Fits a new scaler on the provided scores, then transforms them. Note: Different batches will have independent scalings.
- Parameters:
scores (list[float]) – Anomaly scores to normalize.
source (str) – Source identifier (unused).
event_data (pd.DataFrame) – Event log (unused).
- Returns:
Normalized scores in [0, 1] range (same length as input).
- Return type:
list[float]
Examples
>>> scores = [0.5, 1.0, 2.0, 1.5] >>> normalized = processor.transform(scores, 'bearing_1', events_df) >>> print(normalized) # [0.0, 0.333..., 1.0, 0.833...]
- transform_one(score_point: float, source: str, is_event: bool) float#
Scale single score using accumulated buffer.

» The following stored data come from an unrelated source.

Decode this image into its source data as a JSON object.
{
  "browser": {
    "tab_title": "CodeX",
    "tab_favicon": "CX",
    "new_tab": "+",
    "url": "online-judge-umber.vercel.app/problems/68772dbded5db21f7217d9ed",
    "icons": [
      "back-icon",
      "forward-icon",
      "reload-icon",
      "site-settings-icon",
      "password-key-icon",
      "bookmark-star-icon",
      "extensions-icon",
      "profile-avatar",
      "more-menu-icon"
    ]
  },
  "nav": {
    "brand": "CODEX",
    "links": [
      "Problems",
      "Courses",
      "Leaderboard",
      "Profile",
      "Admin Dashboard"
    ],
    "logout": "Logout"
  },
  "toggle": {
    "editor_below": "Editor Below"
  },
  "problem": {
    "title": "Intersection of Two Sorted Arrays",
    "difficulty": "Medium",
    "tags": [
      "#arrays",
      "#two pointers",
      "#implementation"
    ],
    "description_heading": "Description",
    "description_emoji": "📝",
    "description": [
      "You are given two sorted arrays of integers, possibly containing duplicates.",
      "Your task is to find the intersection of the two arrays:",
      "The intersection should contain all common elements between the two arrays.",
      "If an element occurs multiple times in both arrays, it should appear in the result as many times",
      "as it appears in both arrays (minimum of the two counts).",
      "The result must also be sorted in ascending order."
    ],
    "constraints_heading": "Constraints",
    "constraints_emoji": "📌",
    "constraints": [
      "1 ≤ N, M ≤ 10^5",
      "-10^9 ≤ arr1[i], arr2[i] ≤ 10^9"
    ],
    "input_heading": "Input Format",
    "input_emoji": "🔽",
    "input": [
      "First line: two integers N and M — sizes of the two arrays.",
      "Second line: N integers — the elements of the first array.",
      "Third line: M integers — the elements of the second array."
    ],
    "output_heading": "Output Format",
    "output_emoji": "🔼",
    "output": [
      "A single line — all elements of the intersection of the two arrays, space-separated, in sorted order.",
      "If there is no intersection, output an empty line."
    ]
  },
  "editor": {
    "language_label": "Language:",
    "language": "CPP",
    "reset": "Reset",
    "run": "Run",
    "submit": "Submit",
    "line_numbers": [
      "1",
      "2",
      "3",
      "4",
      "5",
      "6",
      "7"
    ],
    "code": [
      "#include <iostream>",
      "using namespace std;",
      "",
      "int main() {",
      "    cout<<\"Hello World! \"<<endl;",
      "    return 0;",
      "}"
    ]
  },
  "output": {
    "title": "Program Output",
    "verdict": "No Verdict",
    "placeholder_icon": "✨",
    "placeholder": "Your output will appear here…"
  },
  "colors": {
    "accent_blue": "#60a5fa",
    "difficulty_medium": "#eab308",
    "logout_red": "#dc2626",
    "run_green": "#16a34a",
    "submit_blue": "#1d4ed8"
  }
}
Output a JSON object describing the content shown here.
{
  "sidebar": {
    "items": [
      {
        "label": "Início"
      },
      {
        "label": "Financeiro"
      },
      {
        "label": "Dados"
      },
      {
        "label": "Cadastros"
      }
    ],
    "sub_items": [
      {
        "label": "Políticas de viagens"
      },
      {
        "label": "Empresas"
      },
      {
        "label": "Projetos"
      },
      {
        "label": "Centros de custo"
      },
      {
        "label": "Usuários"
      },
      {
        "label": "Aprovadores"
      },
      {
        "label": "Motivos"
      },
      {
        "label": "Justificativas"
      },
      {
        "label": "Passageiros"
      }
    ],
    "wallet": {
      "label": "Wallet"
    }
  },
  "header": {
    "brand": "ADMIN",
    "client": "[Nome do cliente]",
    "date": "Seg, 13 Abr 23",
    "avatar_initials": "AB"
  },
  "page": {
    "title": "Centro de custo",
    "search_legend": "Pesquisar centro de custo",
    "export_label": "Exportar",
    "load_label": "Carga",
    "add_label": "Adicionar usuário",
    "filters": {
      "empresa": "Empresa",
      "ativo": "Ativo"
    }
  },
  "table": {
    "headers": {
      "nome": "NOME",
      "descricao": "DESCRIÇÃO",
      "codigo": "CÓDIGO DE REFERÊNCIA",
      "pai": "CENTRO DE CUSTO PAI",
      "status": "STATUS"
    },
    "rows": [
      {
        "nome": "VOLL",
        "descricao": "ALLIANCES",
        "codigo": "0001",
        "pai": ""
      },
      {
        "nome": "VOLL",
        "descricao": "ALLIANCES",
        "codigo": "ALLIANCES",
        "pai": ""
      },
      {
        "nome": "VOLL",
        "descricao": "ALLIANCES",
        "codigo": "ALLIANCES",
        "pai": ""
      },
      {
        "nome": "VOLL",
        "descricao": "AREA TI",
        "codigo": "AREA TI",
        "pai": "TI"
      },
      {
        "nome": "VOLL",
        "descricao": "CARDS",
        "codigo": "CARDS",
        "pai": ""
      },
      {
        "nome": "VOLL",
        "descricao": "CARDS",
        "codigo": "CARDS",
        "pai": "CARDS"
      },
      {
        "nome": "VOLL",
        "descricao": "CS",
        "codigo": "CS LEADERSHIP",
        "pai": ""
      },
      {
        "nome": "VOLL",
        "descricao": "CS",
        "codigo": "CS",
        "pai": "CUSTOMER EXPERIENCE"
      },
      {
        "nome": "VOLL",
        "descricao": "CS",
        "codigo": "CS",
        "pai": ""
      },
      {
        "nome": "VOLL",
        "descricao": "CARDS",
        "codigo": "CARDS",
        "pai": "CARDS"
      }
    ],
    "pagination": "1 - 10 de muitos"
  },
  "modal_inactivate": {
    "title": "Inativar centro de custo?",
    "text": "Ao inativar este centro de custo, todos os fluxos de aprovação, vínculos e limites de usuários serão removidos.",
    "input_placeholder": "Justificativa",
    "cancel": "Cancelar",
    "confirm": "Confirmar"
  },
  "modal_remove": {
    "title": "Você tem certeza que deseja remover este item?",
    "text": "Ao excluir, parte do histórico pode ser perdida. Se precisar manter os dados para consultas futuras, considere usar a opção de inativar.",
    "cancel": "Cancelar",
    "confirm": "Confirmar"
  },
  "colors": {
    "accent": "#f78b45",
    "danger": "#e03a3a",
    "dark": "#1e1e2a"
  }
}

Maintains a buffer of recent scores per source. Fits scaler to buffer, then normalizes the new score.
- Parameters:
score_point (float) – Single anomaly score to normalize.
source (str) – Source identifier (used to maintain separate buffers).
is_event (bool) – Event flag (unused).
- Returns:
Normalized score (scaled relative to buffer min/max).
- Return type:
float
Note
May crash or behave unexpectedly if buffer contains only one unique value (range becomes 0).